As Mike Altman has pointed out in his comments on the report, “[O]nly about a third of the jobs went to people fresh out of grad school. The others all spent at least a year doing something else — either outside the academy or in some sort of ‘contingent’ position. This is the new normal … Success isn’t a tenure-track job, success is a job period.”

3) “[T]he doctoral degree alone is hardly a sufficient credential …”

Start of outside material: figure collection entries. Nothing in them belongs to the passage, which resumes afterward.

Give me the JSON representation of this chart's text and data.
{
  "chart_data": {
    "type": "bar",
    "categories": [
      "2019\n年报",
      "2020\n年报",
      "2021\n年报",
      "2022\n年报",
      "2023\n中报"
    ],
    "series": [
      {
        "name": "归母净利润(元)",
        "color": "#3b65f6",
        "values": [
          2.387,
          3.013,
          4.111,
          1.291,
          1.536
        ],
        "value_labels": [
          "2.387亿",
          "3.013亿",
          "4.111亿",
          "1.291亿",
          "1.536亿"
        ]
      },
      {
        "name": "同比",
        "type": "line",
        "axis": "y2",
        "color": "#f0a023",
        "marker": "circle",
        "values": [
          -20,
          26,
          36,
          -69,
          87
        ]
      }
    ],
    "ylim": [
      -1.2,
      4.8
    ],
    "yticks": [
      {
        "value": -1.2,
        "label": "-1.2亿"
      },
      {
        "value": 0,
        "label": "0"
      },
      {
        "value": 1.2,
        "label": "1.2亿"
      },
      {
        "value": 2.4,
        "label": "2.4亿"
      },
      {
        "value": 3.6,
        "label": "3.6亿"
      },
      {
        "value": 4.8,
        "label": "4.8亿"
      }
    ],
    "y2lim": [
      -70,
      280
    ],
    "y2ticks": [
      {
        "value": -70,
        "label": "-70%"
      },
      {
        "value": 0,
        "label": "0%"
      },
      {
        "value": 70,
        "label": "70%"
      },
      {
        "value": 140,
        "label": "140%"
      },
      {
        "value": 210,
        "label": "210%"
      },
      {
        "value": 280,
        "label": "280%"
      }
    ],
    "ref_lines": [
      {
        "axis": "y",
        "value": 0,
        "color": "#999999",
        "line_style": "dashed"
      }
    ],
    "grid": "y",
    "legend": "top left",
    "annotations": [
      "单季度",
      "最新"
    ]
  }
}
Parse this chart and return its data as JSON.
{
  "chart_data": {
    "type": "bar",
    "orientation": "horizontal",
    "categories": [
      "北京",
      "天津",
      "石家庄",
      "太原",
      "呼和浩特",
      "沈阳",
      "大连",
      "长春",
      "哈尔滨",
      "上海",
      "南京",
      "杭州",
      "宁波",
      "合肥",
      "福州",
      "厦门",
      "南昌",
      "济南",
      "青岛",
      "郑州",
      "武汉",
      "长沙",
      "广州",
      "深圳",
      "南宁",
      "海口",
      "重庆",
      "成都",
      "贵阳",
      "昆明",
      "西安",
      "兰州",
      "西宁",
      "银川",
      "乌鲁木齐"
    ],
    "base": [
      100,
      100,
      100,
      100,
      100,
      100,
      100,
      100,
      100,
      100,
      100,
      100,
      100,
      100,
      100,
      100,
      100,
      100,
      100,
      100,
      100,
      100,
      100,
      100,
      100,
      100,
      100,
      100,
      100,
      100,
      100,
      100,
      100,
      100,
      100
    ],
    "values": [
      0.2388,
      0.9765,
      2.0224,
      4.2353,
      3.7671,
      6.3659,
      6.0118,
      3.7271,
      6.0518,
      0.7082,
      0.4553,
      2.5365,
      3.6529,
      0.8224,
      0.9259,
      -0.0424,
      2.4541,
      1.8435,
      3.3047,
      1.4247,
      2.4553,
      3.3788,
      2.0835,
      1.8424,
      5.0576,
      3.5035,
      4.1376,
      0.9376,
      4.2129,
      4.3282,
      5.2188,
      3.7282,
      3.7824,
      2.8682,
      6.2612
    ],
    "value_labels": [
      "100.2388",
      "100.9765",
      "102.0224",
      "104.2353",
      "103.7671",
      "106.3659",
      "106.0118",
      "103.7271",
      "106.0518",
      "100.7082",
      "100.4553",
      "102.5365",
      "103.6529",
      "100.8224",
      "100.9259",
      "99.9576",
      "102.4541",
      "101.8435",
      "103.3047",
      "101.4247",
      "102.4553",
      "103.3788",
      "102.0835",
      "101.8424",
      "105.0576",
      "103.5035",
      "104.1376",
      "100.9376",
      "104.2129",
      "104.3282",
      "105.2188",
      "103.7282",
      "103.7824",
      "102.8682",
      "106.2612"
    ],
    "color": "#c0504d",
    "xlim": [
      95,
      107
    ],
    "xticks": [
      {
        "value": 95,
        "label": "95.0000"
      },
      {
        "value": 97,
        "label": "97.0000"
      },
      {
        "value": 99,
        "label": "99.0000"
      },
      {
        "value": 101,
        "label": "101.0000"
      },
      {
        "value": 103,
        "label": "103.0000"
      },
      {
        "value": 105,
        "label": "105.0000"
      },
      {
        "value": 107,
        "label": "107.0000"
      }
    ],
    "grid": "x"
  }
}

On my reading, this is the crux of the thesis. If we take the playing field as level, then it stands to reason that there are actions that we can/ought/must/are forced to[1] do to set ourselves apart from one another. Thinking about this reminded me of a line in Frank Donoghue’s The Last Professors: The Corporate University and the Fate of the Humanities. Donoghue writes, “We in the humanities have adapted to the conditions of our profession by developing a culture as steeped in the ethos of productivity and salesmanship as anyone might encounter in the business world” (2008:26). This hyperprofessionalization, as Donoghue and others have termed it, has crept into the halls of the academy, especially for those of us in the trenches, that is, those of us who have not yet been legitimated by the academy that many of us so desperately wish to be a part of. These things that we can engage in that work to legitimate our existence in the field of the study of religion (e.g., being the Instructor of Record for eight courses [so far], writing an essay for an edited volume, presenting at the annual SBL/AAR meeting, perhaps even writing a blog post or two, etc.) help us to make a name for ourselves, to network with more established scholars, to gain experience that we can use when we obtain that piece of the Aggro Crag that is a tenure-track job (or a job outside of academia, depending on your definition of achievement[2]).

And yet this constant ratcheting-up of expectations does not guarantee us a thing, not even an interview with a third-tier institution. Performing any combination of the aforementioned tasks (or all of them, for that matter) does not equate to a job. Donoghue makes a discomforting point in saying that such developments as hyperprofessionalization “seem to have caught professors by surprise, leaving them unprepared to deal with the very phenomena that directly affect their jobs” (2008:134). It is for this reason that my outlook cannot be as optimistic as Matt Dougherty’s when he says that his “hope is that reflection on McCutcheon’s thes[e]s will encourage mentors of graduate students to make choices that foster the growth of specific professional skills without assuming that work on professionalization must happen in addition to, or even in competition with, the normal demands of a graduate program.” Sure, perhaps steps have been made to rein in the lofty expectations of graduate students, but until there is a sustained conversation of such expectations that are demanded of us (especially in terms of what hiring committees may expect), not much will change.

__________

[1] What I refer to here is that some of us have to sing for our supper (i.e., teaching or assisting a professor in research while we are in coursework, preparing for comprehensive exams, and writing our dissertations in exchange for a stipend). There are many graduate students who do not share this burden.

[2] Commenting on Altman’s response to the jobs report, one of his friends critiqued his definition of success by saying: “You continue to maintain the very unhelpful status quo idea of ‘success’ as a teaching position. You revise expectations ‘downward,’ I suppose, but you don’t look outside of teaching at the college level as any form of ‘success.’ I think this expected outcome, and the way that graduate programs indoctrinate students into this form of reproduction, is one of the most myopic and harmful aspects of PhD programs in our discipline. We need an entirely different kind of subject formation that has a wider vision of ‘successful’ outcomes.

I agree that we have to broaden outcomes beyond just teaching positions. However, this report has nothing to say about that. One takeaway, then, is that a report like this is too narrow to address the larger question of what counts as success for a Ph.D. graduate.”